Lois, I am so sorry you are having a bad time. I relate totally to that sense of dread that we iive with post bomb, and I had it for a very long time. But it goes. I think it is about 70% traumatic shock and 30% having to take total responsibility
I think I may have recommended Private Lies. I am very sorry you are finding it painful, and I apologise for adding to any pain you are feeling. I agree with Snodderly that it isn't helpful for understanding the mind of a MLCer, and maybe it is too soon for you to read it, but one thing we can forget in dealing with MLC is that they take the infidelity route [or most do] and it can be very helpful to understand why they take that route rather than the fast cars etc etc. You might prefer the article by Frank Pittman, which I don't think I am allowed to post a link to, but you can find easily by googling his name. This does seem to explain clearly the MLC type of escape, romantic affair.
They are craving escape and romance. To us the kind of crazy woman they hook up with, usually not as attractive an intelligent as us, appeals to THEM, and they invest her with this romance.

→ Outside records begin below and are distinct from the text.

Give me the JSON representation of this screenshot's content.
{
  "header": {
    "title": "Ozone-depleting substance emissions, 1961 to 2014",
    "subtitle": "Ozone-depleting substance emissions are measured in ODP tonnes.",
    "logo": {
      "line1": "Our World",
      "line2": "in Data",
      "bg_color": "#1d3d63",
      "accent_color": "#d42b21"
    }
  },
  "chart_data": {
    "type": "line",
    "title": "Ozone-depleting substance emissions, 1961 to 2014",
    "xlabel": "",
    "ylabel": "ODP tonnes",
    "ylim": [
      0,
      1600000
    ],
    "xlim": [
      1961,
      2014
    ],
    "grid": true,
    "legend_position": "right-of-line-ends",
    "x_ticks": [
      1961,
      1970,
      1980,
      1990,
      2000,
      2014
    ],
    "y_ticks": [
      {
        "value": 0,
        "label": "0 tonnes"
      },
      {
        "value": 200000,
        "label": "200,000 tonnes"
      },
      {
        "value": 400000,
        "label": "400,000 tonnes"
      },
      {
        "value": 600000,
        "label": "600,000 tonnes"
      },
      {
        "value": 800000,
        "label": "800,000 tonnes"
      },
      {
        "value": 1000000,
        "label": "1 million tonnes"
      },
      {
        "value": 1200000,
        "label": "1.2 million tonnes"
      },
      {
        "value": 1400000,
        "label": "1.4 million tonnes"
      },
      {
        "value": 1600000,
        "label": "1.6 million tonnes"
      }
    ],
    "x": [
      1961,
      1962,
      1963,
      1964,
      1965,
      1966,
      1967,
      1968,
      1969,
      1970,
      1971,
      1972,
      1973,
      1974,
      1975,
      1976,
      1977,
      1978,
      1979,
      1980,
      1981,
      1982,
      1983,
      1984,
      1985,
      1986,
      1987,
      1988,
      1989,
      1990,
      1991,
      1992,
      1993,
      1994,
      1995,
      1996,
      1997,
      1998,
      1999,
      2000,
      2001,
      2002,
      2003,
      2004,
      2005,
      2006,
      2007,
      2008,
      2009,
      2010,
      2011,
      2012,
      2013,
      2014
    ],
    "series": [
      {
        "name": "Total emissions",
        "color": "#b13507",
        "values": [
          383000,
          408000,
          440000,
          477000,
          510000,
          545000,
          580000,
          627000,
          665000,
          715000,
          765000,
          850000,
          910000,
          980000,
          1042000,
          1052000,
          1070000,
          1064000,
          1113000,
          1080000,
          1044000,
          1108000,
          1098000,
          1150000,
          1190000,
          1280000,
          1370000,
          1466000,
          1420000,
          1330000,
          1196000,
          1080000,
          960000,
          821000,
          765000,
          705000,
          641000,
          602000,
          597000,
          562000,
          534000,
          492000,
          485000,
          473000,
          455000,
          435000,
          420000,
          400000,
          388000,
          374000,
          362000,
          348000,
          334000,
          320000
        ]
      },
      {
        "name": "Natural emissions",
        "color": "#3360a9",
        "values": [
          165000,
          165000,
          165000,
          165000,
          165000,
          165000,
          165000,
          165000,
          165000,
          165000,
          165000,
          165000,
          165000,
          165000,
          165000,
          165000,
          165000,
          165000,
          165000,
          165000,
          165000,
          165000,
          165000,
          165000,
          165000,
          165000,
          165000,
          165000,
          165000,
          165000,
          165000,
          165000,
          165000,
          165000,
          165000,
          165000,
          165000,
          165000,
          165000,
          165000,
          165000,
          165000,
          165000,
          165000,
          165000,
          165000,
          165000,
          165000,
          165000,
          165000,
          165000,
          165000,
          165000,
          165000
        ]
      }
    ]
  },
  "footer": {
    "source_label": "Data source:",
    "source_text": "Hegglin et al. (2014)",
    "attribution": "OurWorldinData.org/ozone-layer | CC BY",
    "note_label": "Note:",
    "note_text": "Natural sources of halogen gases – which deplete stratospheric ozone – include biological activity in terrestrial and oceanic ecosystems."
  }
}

It helped me to see that my xh was actually 'in love' [as defined by Pittman] incredible as it seemed to me, with this crazy woman. Until he wasn't
But what I found most reassuring was Pittmans unwavering stance against infidelity as a solution to anything. Not just in the MLC context, but ever. It solves no problems, only creates more. It no way to either escape from, or exist within, your marriage. The MLCer usually uses an OP to escape from their marriage, and here Pittman's insights as to what is going on are very helpful.